Councilman Chris Haver said monitoring two-hour parking on Elk was important as was a parking management plan. He suggested that perhaps heaters could be used in the cooler months.
Yemma said parking management would be implemented but outdoor heaters would likely not fly under the town’s Climate Action Plan.

Councilman Will Dujardin expressed concern with some preliminary delivery zone changes.
Schmidt reiterated that in any parking management plan, he abhorred the idea of implementing paid parking. “We need to enforce two-hour parking on Elk but I have a real problem with paid parking.

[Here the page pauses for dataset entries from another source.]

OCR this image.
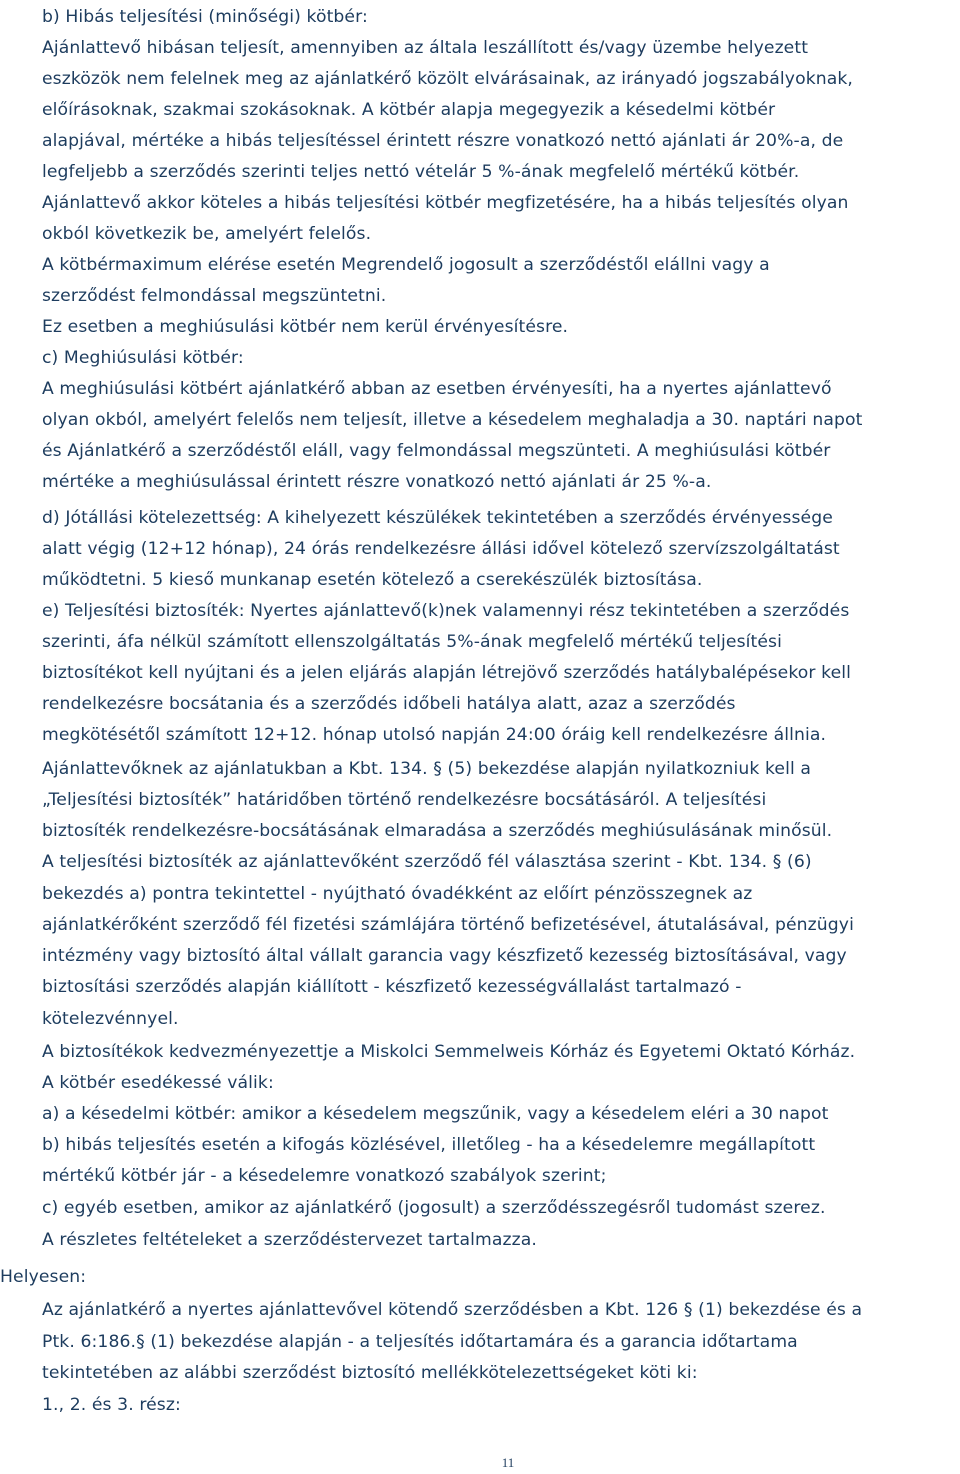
b) Hibás teljesítési (minőségi) kötbér:
Ajánlattevő hibásan teljesít, amennyiben az általa leszállított és/vagy üzembe helyezett
eszközök nem felelnek meg az ajánlatkérő közölt elvárásainak, az irányadó jogszabályoknak,
előírásoknak, szakmai szokásoknak. A kötbér alapja megegyezik a késedelmi kötbér
alapjával, mértéke a hibás teljesítéssel érintett részre vonatkozó nettó ajánlati ár 20%-a, de
legfeljebb a szerződés szerinti teljes nettó vételár 5 %-ának megfelelő mértékű kötbér.
Ajánlattevő akkor köteles a hibás teljesítési kötbér megfizetésére, ha a hibás teljesítés olyan
okból következik be, amelyért felelős.
A kötbérmaximum elérése esetén Megrendelő jogosult a szerződéstől elállni vagy a
szerződést felmondással megszüntetni.
Ez esetben a meghiúsulási kötbér nem kerül érvényesítésre.
c) Meghiúsulási kötbér:
A meghiúsulási kötbért ajánlatkérő abban az esetben érvényesíti, ha a nyertes ajánlattevő
olyan okból, amelyért felelős nem teljesít, illetve a késedelem meghaladja a 30. naptári napot
és Ajánlatkérő a szerződéstől eláll, vagy felmondással megszünteti. A meghiúsulási kötbér
mértéke a meghiúsulással érintett részre vonatkozó nettó ajánlati ár 25 %-a.
d) Jótállási kötelezettség: A kihelyezett készülékek tekintetében a szerződés érvényessége
alatt végig (12+12 hónap), 24 órás rendelkezésre állási idővel kötelező szervízszolgáltatást
működtetni. 5 kieső munkanap esetén kötelező a cserekészülék biztosítása.
e) Teljesítési biztosíték: Nyertes ajánlattevő(k)nek valamennyi rész tekintetében a szerződés
szerinti, áfa nélkül számított ellenszolgáltatás 5%-ának megfelelő mértékű teljesítési
biztosítékot kell nyújtani és a jelen eljárás alapján létrejövő szerződés hatálybalépésekor kell
rendelkezésre bocsátania és a szerződés időbeli hatálya alatt, azaz a szerződés
megkötésétől számított 12+12. hónap utolsó napján 24:00 óráig kell rendelkezésre állnia.
Ajánlattevőknek az ajánlatukban a Kbt. 134. § (5) bekezdése alapján nyilatkozniuk kell a
„Teljesítési biztosíték” határidőben történő rendelkezésre bocsátásáról. A teljesítési
biztosíték rendelkezésre-bocsátásának elmaradása a szerződés meghiúsulásának minősül.
A teljesítési biztosíték az ajánlattevőként szerződő fél választása szerint - Kbt. 134. § (6)
bekezdés a) pontra tekintettel - nyújtható óvadékként az előírt pénzösszegnek az
ajánlatkérőként szerződő fél fizetési számlájára történő befizetésével, átutalásával, pénzügyi
intézmény vagy biztosító által vállalt garancia vagy készfizető kezesség biztosításával, vagy
biztosítási szerződés alapján kiállított - készfizető kezességvállalást tartalmazó -
kötelezvénnyel.
A biztosítékok kedvezményezettje a Miskolci Semmelweis Kórház és Egyetemi Oktató Kórház.
A kötbér esedékessé válik:
a) a késedelmi kötbér: amikor a késedelem megszűnik, vagy a késedelem eléri a 30 napot
b) hibás teljesítés esetén a kifogás közlésével, illetőleg - ha a késedelemre megállapított
mértékű kötbér jár - a késedelemre vonatkozó szabályok szerint;
c) egyéb esetben, amikor az ajánlatkérő (jogosult) a szerződésszegésről tudomást szerez.
A részletes feltételeket a szerződéstervezet tartalmazza.
Helyesen:
Az ajánlatkérő a nyertes ajánlattevővel kötendő szerződésben a Kbt. 126 § (1) bekezdése és a
Ptk. 6:186.§ (1) bekezdése alapján - a teljesítés időtartamára és a garancia időtartama
tekintetében az alábbi szerződést biztosító mellékkötelezettségeket köti ki:
1., 2. és 3. rész:
11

Free and easy works,” he said.

“Starting a major parking management plan opens a can of worms,” said Dujardin. “Are we ready for that conversation?”

Ready or not, the town planning department will hold public meetings to solicit feedback on a parking management plan. Zoom meetings will be held on March 30 and April 1 and 7. Yemma indicated parking management enhancement would start this summer in the core area of town on a “scaled” basis while more traffic study is conducted.

MacMillan asked if council could mull over some of the issues and make a decision a bit later.
“Council is raising great points but we need to open up an RFP and place an order now if we want these patios this summer,” said Russ. “Much of this can be fine-tuned but we are running out of time.”

“This seems like a massive decision because if we buy the patios we head to other issues things like parking,” said Merrill.

“We are confident we have a good representation of town that agrees with this recommendation,” said Russ.
Neighbor Kimberly Barefield said she had supported the patio and the one-way reconfiguration idea but now felt it was rushed given the long-term implications of the decision. “There is nothing wrong with doing what we did last summer while testing out the traffic calming and improved mitigation measures this year,” she said. “It seems like you are making a monumental decision that could change the character of town and making the decision based on a once in a lifetime pandemic. The bigger picture is more important than the sense of urgency to place an order.”

Magner said “hours and hours” of public meetings had been held with staff on the topic since January.
A frustrated Russ said it was a lot more than that. “This discussion has been ongoing since last May,” he said. “It has been fine-tuned a lot. It’s not just an hour-and-a-half discussion tonight. It’s been a lot of work. Staff feels like there is enough information provided to make a council decision. Staff is exhausted by the level of outreach.”

Mary Boddington of the Talk of the Town originally said she supported the patio idea but was open to waiting a summer to see what came in 2021.

Kyleena Falzone of the Secret Stash also suggested continuing with a one-way Elk Avenue reconfiguration but not necessarily rushing into a major overhaul. “Maybe the town buys barriers to make it look more uniform this summer,” she suggested.

“We did not look at just barriers,” said Russ. “The community feedback supported the patios as being most important.”

No matter what, Russ said given the fact parks will likely be more open than last year, the town picnic tables used along Elk in 2020 will not be available this year.

Council members unanimously came around to support having the staff put out an RFP by Friday to determine the cost of the patios. They will evaluate the bids at the April 5 meeting and then decide then whether to proceed with the purchase of the new patios.